Stop me if you’ve heard this one before.
You’re criticising a work of pop culture, pointing out that there are some serious flaws in the depiction of a given group, that the casting is suspiciously white and nondisabled, that plotlines tend to follow particular familiar and well trodden ground, and someone says ‘well, they’re just working with what they have.’
What does this mean, exactly?
Let’s take a case study, our old friend Glee. When the disability community started speaking out about the casting of Artie, which incidentally happened as soon as the show started airing, the most common refrain in response was that the show was limited by needing an actor who could sing and dance. Kevin McHale can sing and dance, and he was ‘the best fit for the role.’ The creators of Glee were just working with what was available, and they were limited in their options.
There are holes in this logic the size of Texas. Let’s start with the fact that McHale cannot dance in a wheelchair. If the casting requirement was for someone who could sing and dance in a wheelchair, McHale actually would not meet the standard set by the show. So, actually, when they say that they were looking for someone who could sing and dance, they were explicitly not looking for someone who would be a good fit for the role. If they were, they would have specified that they needed a wheelchair user.
Let’s also explore a claim that has been repeated, a number of times, that wheelchair users auditioned for the role and were not deemed good fits. It is entirely possible that this is true; perhaps some wheelchair users did audition for the role and didn’t mesh with the rest of the cast or didn’t have the skills that were needed. However, it’s also entirely possible that when the casting call was drafted, a wheelchair user wasn’t specified; I can’t find a copy of the damn casting call although I have searched high and low.

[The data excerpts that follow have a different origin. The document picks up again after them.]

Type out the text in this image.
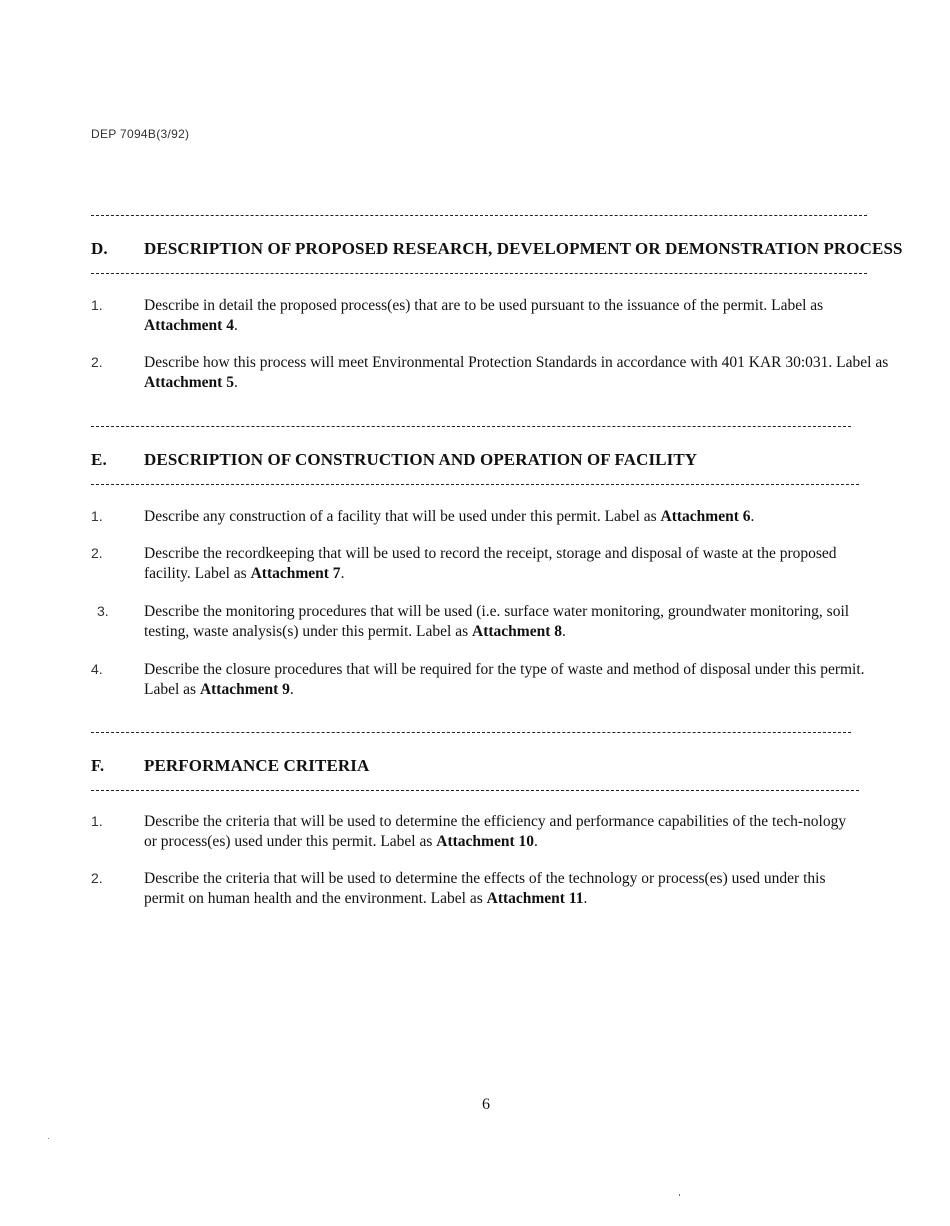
DEP 7094B(3/92)
D. DESCRIPTION OF PROPOSED RESEARCH, DEVELOPMENT OR DEMONSTRATION PROCESS
1.	Describe in detail the proposed process(es) that are to be used pursuant to the issuance of the permit. Label as Attachment 4.
2.	Describe how this process will meet Environmental Protection Standards in accordance with 401 KAR 30:031. Label as Attachment 5.
E. DESCRIPTION OF CONSTRUCTION AND OPERATION OF FACILITY
1.	Describe any construction of a facility that will be used under this permit. Label as Attachment 6.
2.	Describe the recordkeeping that will be used to record the receipt, storage and disposal of waste at the proposed facility. Label as Attachment 7.
3. Describe the monitoring procedures that will be used (i.e. surface water monitoring, groundwater monitoring, soil testing, waste analysis(s) under this permit. Label as Attachment 8.
4.	Describe the closure procedures that will be required for the type of waste and method of disposal under this permit. Label as Attachment 9.
F. PERFORMANCE CRITERIA
1.	Describe the criteria that will be used to determine the efficiency and performance capabilities of the tech-nology or process(es) used under this permit. Label as Attachment 10.
2.	Describe the criteria that will be used to determine the effects of the technology or process(es) used under this permit on human health and the environment. Label as Attachment 11.
6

Although some disabled actors make a point of auditioning for any role that looks interesting, regardless of whether disability status is specified in the casting call, this isn’t the case for all actors. Agents representing wheelchair users might not have thought to pass the casting call on to their clients. As a result, people who would have been a good fit for the role might not have been aware of it. Other talented people with disabilities don’t bother trying to land roles because they think that no roles are available for disabled actors, singers, and dancers.
That’s not exactly working with what you have. It’s working with what you limit yourself to. When creators of pop culture choose to limit themselves and then cry that they are ‘working with what they have,’ it fails to impress me. It’s like standing in the middle of the potato chip aisle and declaring that there are no fresh vegetables anywhere in the store. If you can’t look beyond the potato chip aisle, so to speak, you don’t get to complain about not being able to find the produce section.

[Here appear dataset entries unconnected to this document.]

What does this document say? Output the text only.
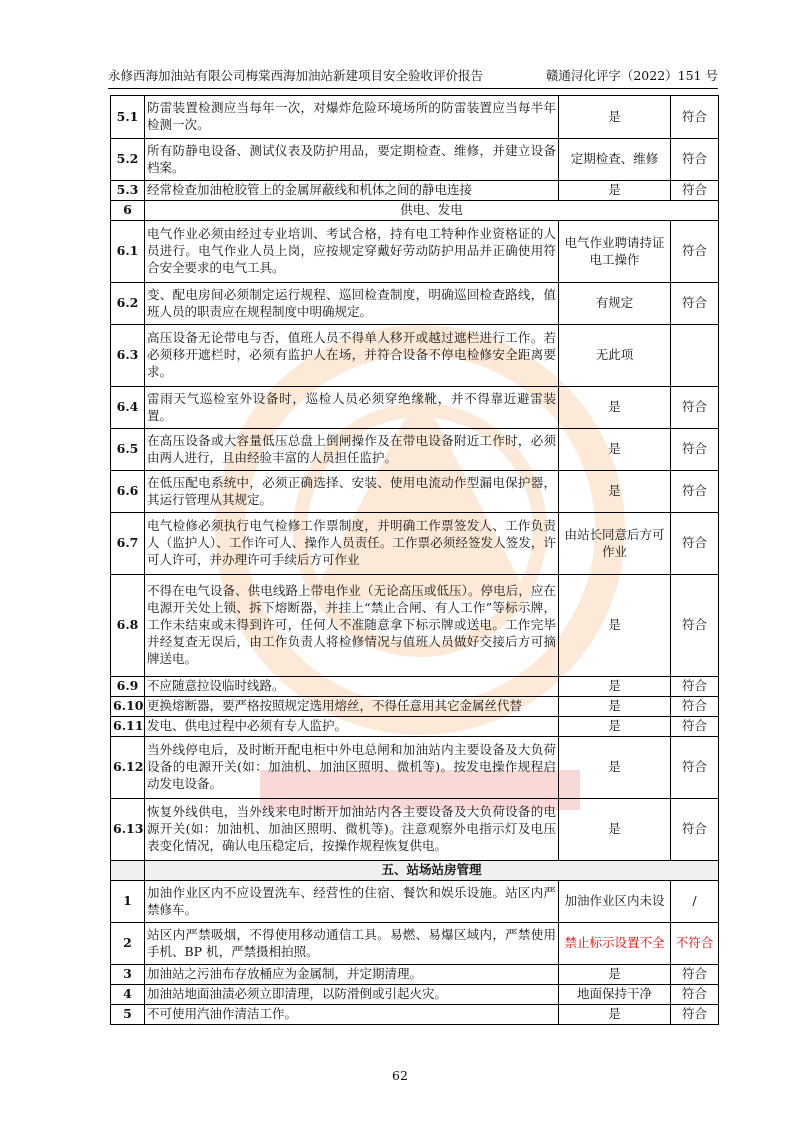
永修西海加油站有限公司梅棠西海加油站新建项目安全验收评价报告	赣通浔化评字（2022）151 号
5.1	防雷装置检测应当每年一次，对爆炸危险环境场所的防雷装置应当每半年检测一次。	是	符合
5.2	所有防静电设备、测试仪表及防护用品，要定期检查、维修，并建立设备档案。	定期检查、维修	符合
5.3	经常检查加油枪胶管上的金属屏蔽线和机体之间的静电连接	是	符合
6	供电、发电		
6.1	电气作业必须由经过专业培训、考试合格，持有电工特种作业资格证的人员进行。电气作业人员上岗，应按规定穿戴好劳动防护用品并正确使用符合安全要求的电气工具。	电气作业聘请持证电工操作	符合
6.2	变、配电房间必须制定运行规程、巡回检查制度，明确巡回检查路线，值班人员的职责应在规程制度中明确规定。	有规定	符合
6.3	高压设备无论带电与否，值班人员不得单人移开或越过遮栏进行工作。若必须移开遮栏时，必须有监护人在场，并符合设备不停电检修安全距离要求。	无此项	
6.4	雷雨天气巡检室外设备时，巡检人员必须穿绝缘靴，并不得靠近避雷装置。	是	符合
6.5	在高压设备或大容量低压总盘上倒闸操作及在带电设备附近工作时，必须由两人进行，且由经验丰富的人员担任监护。	是	符合
6.6	在低压配电系统中，必须正确选择、安装、使用电流动作型漏电保护器，其运行管理从其规定。	是	符合
6.7	电气检修必须执行电气检修工作票制度，并明确工作票签发人、工作负责人（监护人）、工作许可人、操作人员责任。工作票必须经签发人签发，许可人许可，并办理许可手续后方可作业	由站长同意后方可作业	符合
6.8	不得在电气设备、供电线路上带电作业（无论高压或低压）。停电后，应在电源开关处上锁、拆下熔断器，并挂上“禁止合闸、有人工作”等标示牌，工作未结束或未得到许可，任何人不准随意拿下标示牌或送电。工作完毕并经复查无误后，由工作负责人将检修情况与值班人员做好交接后方可摘牌送电。	是	符合
6.9	不应随意拉设临时线路。	是	符合
6.10	更换熔断器，要严格按照规定选用熔丝，不得任意用其它金属丝代替	是	符合
6.11	发电、供电过程中必须有专人监护。	是	符合
6.12	当外线停电后，及时断开配电柜中外电总闸和加油站内主要设备及大负荷设备的电源开关(如：加油机、加油区照明、微机等)。按发电操作规程启动发电设备。	是	符合
6.13	恢复外线供电，当外线来电时断开加油站内各主要设备及大负荷设备的电源开关(如：加油机、加油区照明、微机等)。注意观察外电指示灯及电压表变化情况，确认电压稳定后，按操作规程恢复供电。	是	符合
	五、站场站房管理		
1	加油作业区内不应设置洗车、经营性的住宿、餐饮和娱乐设施。站区内严禁修车。	加油作业区内未设	/
2	站区内严禁吸烟，不得使用移动通信工具。易燃、易爆区域内，严禁使用手机、BP 机，严禁摄相拍照。	禁止标示设置不全	不符合
3	加油站之污油布存放桶应为金属制，并定期清理。	是	符合
4	加油站地面油渍必须立即清理，以防滑倒或引起火灾。	地面保持干净	符合
5	不可使用汽油作清洁工作。	是	符合
62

‘Working with what they have’ presupposes that people have done everything possible to find material to work with. In actuality, this doesn’t seem to be the case. Creators of pop culture are surprisingly uncreative when it comes to thinking outside the norms, which makes it all the more astonishing when someone does manage to break down the walls that pop culture has built around itself and portray something new, something different.

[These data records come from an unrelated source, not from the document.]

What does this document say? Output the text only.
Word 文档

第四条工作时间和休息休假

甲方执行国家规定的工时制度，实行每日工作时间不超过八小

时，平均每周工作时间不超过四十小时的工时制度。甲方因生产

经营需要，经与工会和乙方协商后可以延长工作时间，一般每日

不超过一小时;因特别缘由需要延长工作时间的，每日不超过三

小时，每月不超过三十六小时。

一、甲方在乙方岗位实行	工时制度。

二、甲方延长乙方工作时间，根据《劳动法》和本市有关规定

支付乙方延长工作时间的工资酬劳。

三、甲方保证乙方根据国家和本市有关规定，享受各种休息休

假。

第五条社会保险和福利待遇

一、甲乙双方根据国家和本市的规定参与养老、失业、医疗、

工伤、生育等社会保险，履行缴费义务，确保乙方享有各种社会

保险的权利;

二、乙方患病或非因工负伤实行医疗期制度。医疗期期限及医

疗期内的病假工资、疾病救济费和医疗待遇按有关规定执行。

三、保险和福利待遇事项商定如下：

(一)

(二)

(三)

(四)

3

People aren’t working with what they have. They are catering to what they think people want. Because there is an inherent fear of change, many people are resistant to the introduction of things like non-stereotyped storylines for disabled characters. These storylines are unfamiliar and scary. They require people to think about disability in new ways. They force people to confront their own attitudes. They may depict disability in a way that people find uncomfortable; a wheelchair user has sex, a Deaf woman goes hunting.
A good pop culture creator asks not what people want, but how things can be presented in ways that are fresh and new. A good creator of pop culture doesn’t work with what ou has, but pushes beyond the boundaries and conventions to find entirely new things. Great pop culture creators don’t need to stick within the boundaries of familiar tropes and stereotypes to tell a story. They don’t need to limit their casting.
Look at Shonda Rhimes, who approaches casting not from the perspective of ‘hrm, which white people would be best for this show,’ but ‘which actors would be best for this show’? Her leads may be white, but her shows are not predominately white, and they have characters who aren’t stock tropes, but actual fully realised human beings. Shonda didn’t ‘work with what she had,’ she made things happen because she wasn’t content with working within the existing system.
Working with what you have is the easy way out. It’s easy to find pretty white people in Hollywood to cast in your television show. It’s easy to write a stereotyped disabled character for your young adult novel, so that you can include a valuable lesson for your readers. It’s easy to appropriate visuals for a music video from other cultures without a thought to the context or the implications of your act. It’s harder to look at what you have and say ‘this is not enough’ and to break through it instead of just stopping at the wall and going ‘oh, well, ok then.’
Pop culture is supposed to be a form of creative work. Have we forgotten that creative work requires creativity, and that creativity requires never giving up on the basis that you don’t ‘have’ something that you need? That creativity requires actively rejecting the idea that you work with what you have?
Let’s take another example of a well known and beloved creator: if Joss Whedon can make a series of webisodes wildly successful and cause people to rethink the studio model of content production and distribution, surely he can include some fucking disabled people who are not rolling stereotypes on his shows. ‘Working with what you have’ is just not an acceptable excuse at this point.